Part 6: The Choice — Who’s Holding the Pen?
“Everything that you thought had meaning: every hope, dream, or moment of happiness. None of it matters as you lie bleeding out on the battlefield. None of it changes what a speeding rock does to a body, we all die. But does that mean our lives are meaningless? Does that mean that there was no point in our being born? Would you say that of our slain comrades? What about their lives? Were they meaningless?… They were not! Their memory serves as an example to us all! The courageous fallen! The anguished fallen! Their lives have meaning because we the living refuse to forget them! And as we ride to certain death, we trust our successors to do the same for us! Because my soldiers do not buckle or yield when faced with the cruelty of this world! My soldiers push forward! My soldiers scream out! My soldiers RAAAAAGE!”
-Attack on Titan
AI isn’t destiny; it’s infrastructure. Like any infrastructure, its design decides what gets built on top. Every algorithm released, every sensor switched on, every dollar routed into autonomous weapons doesn’t just enable new capability — it quietly rewrites the rules we’ll all live under.

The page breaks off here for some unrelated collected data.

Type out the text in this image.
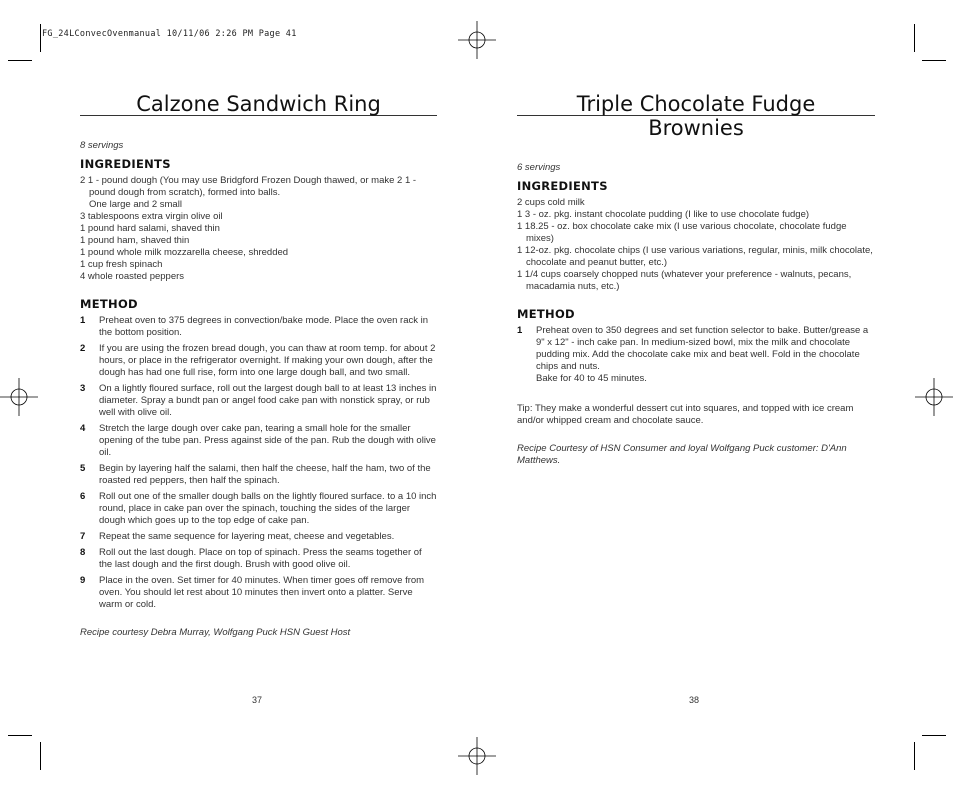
FG_24LConvecOvenmanual 10/11/06 2:26 PM Page 41
Calzone Sandwich Ring

8 servings

INGREDIENTS
2 1 - pound dough (You may use Bridgford Frozen Dough thawed, or make 2 1 - pound dough from scratch), formed into balls.
One large and 2 small
3 tablespoons extra virgin olive oil
1 pound hard salami, shaved thin
1 pound ham, shaved thin
1 pound whole milk mozzarella cheese, shredded
1 cup fresh spinach
4 whole roasted peppers
METHOD
1	Preheat oven to 375 degrees in convection/bake mode. Place the oven rack in the bottom position.
2	If you are using the frozen bread dough, you can thaw at room temp. for about 2 hours, or place in the refrigerator overnight. If making your own dough, after the dough has had one full rise, form into one large dough ball, and two small.
3	On a lightly floured surface, roll out the largest dough ball to at least 13 inches in diameter. Spray a bundt pan or angel food cake pan with nonstick spray, or rub well with olive oil.
4	Stretch the large dough over cake pan, tearing a small hole for the smaller opening of the tube pan. Press against side of the pan. Rub the dough with olive oil.
5	Begin by layering half the salami, then half the cheese, half the ham, two of the roasted red peppers, then half the spinach.
6	Roll out one of the smaller dough balls on the lightly floured surface. to a 10 inch round, place in cake pan over the spinach, touching the sides of the larger dough which goes up to the top edge of cake pan.
7	Repeat the same sequence for layering meat, cheese and vegetables.
8	Roll out the last dough. Place on top of spinach. Press the seams together of the last dough and the first dough. Brush with good olive oil.
9	Place in the oven. Set timer for 40 minutes. When timer goes off remove from oven. You should let rest about 10 minutes then invert onto a platter. Serve warm or cold.

Recipe courtesy Debra Murray, Wolfgang Puck HSN Guest Host

37
Triple Chocolate Fudge
Brownies

6 servings

INGREDIENTS
2 cups cold milk
1 3 - oz. pkg. instant chocolate pudding (I like to use chocolate fudge)
1 18.25 - oz. box chocolate cake mix (I use various chocolate, chocolate fudge mixes)
1 12-oz. pkg. chocolate chips (I use various variations, regular, minis, milk chocolate, chocolate and peanut butter, etc.)
1 1/4 cups coarsely chopped nuts (whatever your preference - walnuts, pecans, macadamia nuts, etc.)
METHOD
1	Preheat oven to 350 degrees and set function selector to bake. Butter/grease a 9" x 12" - inch cake pan. In medium-sized bowl, mix the milk and chocolate pudding mix. Add the chocolate cake mix and beat well. Fold in the chocolate chips and nuts.
Bake for 40 to 45 minutes.

Tip: They make a wonderful dessert cut into squares, and topped with ice cream and/or whipped cream and chocolate sauce.

Recipe Courtesy of HSN Consumer and loyal Wolfgang Puck customer: D'Ann Matthews.

38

Right now, that pen sits in the hands of defense contractors hunting their next tranche of revenue, bureaucracies chasing a mirage of machine-speed dominance, and black-box code that answers to no electorate. If we stay passive, our future gets finalized in microseconds — human judgment downgraded to a latency bug.
But the ink isn’t dry.
Lines will be drawn either way. The only live question is whether we pick up the pen, draw them ourselves, and keep redrawing when the world shifts — as it always does.
Perfect solutions don’t exist; decisive steps do. Fight for the audits. Demand the clauses. Fund the alternatives. Teach the next cohort to read the fine print in the source. Each move is messy, partial, limited, and still miles better than surrendering the script.

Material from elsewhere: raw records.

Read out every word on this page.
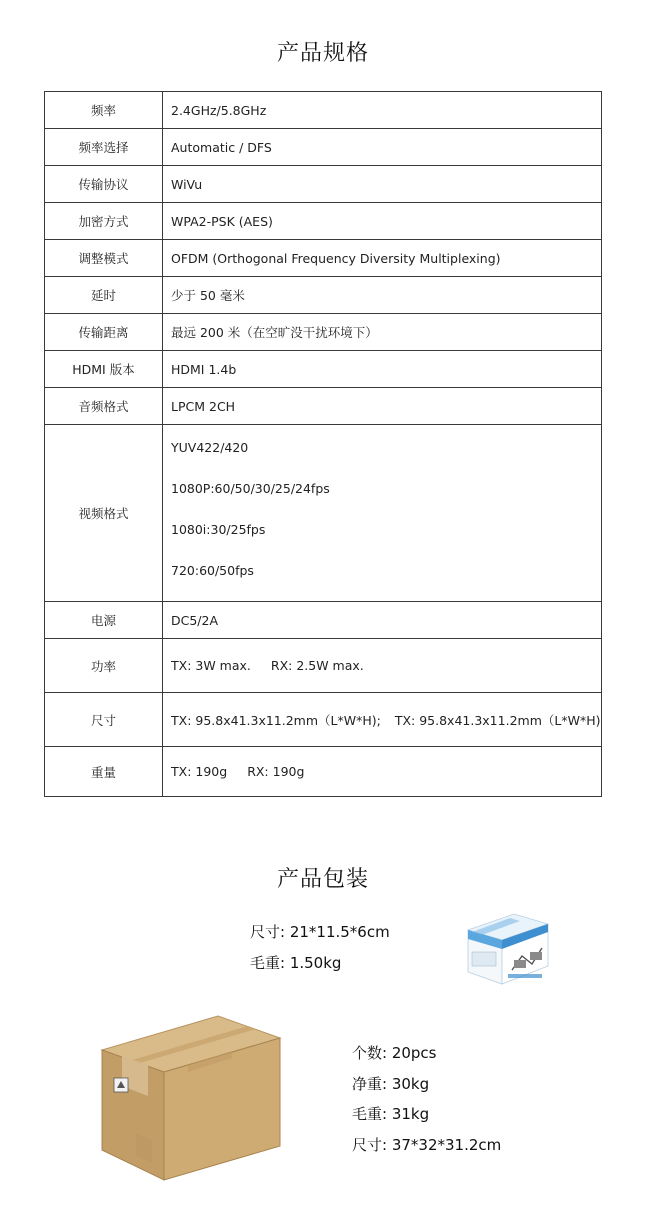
产品规格
频率	2.4GHz/5.8GHz
频率选择	Automatic / DFS
传输协议	WiVu
加密方式	WPA2-PSK (AES)
调整模式	OFDM (Orthogonal Frequency Diversity Multiplexing)
延时	少于 50 毫米
传输距离	最远 200 米（在空旷没干扰环境下）
HDMI 版本	HDMI 1.4b
音频格式	LPCM 2CH
视频格式	YUV422/420
1080P:60/50/30/25/24fps
1080i:30/25fps
720:60/50fps

电源	DC5/2A
功率	TX: 3W max. RX: 2.5W max.
尺寸	TX: 95.8x41.3x11.2mm（L*W*H); TX: 95.8x41.3x11.2mm（L*W*H)
重量	TX: 190g RX: 190g
产品包装
尺寸: 21*11.5*6cm
毛重: 1.50kg
个数: 20pcs
净重: 30kg
毛重: 31kg
尺寸: 37*32*31.2cm
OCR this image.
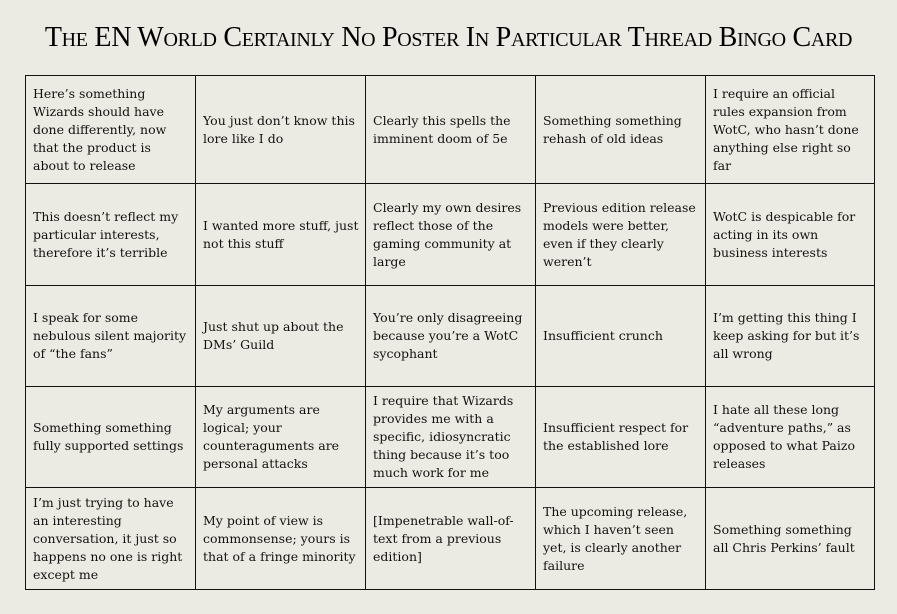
The EN World Certainly No Poster In Particular Thread Bingo Card
Here’s something Wizards should have done differently, now that the product is about to release
You just don’t know this lore like I do
Clearly this spells the imminent doom of 5e
Something something rehash of old ideas
I require an official rules expansion from WotC, who hasn’t done anything else right so far
This doesn’t reflect my particular interests, therefore it’s terrible
I wanted more stuff, just not this stuff
Clearly my own desires reflect those of the gaming community at large
Previous edition release models were better, even if they clearly weren’t
WotC is despicable for acting in its own business interests
I speak for some nebulous silent majority of “the fans”
Just shut up about the DMs’ Guild
You’re only disagreeing because you’re a WotC sycophant
Insufficient crunch
I’m getting this thing I keep asking for but it’s all wrong
Something something fully supported settings
My arguments are logical; your counteraguments are personal attacks
I require that Wizards provides me with a specific, idiosyncratic thing because it’s too much work for me
Insufficient respect for the established lore
I hate all these long “adventure paths,” as opposed to what Paizo releases
I’m just trying to have an interesting conversation, it just so happens no one is right except me
My point of view is commonsense; yours is that of a fringe minority
[Impenetrable wall-of-text from a previous edition]
The upcoming release, which I haven’t seen yet, is clearly another failure
Something something all Chris Perkins’ fault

Sometimes victory isn’t total or triumphant. Sometimes it requires that we live to fight another day, to ensure that we leave the foundations on for someone else to build on. If I can, I would like to end by quoting one of my favorite novels ever-
“Dr. Rieux resolved to compile this chronicle, so that he should not be one of those who hold their peace but should bear witness in favour of those plague-stricken people; so that some memorial of the injustice and outrage done them might endure; and to state quite simply what we learn in a time of pestilence : that there are more things to admire in men than to despise. None the less, he knew that the tale he had to tell could not be one of a final victory. It could be only the record of what had had to be done, and what assuredly would have to be done again in the never-ending fight against terror and its relentless onslaughts, despite their personal afflictions, by all who, while unable to be saints but refusing to bow down to pestilences, strive their utmost to be healers. And, indeed, as he listened to the cries of joy rising from the town, Rieux remembered that such joy is always imperilled. He knew what those jubilant crowds did not know but could have learned from books : that the plague bacillus never dies or disappears for good; that it can lie dormant for years and years in furniture and linen-chests; that it bides its time in bedrooms, cellars, trunks, and bookshelves; and that perhaps the day would come when, for the bane and the enlightening of men, it roused up its rats again and sent them forth to die in a happy city.”
-The Plague, Albert Camus.
Thank you for being here, and I hope you have a wonderful day.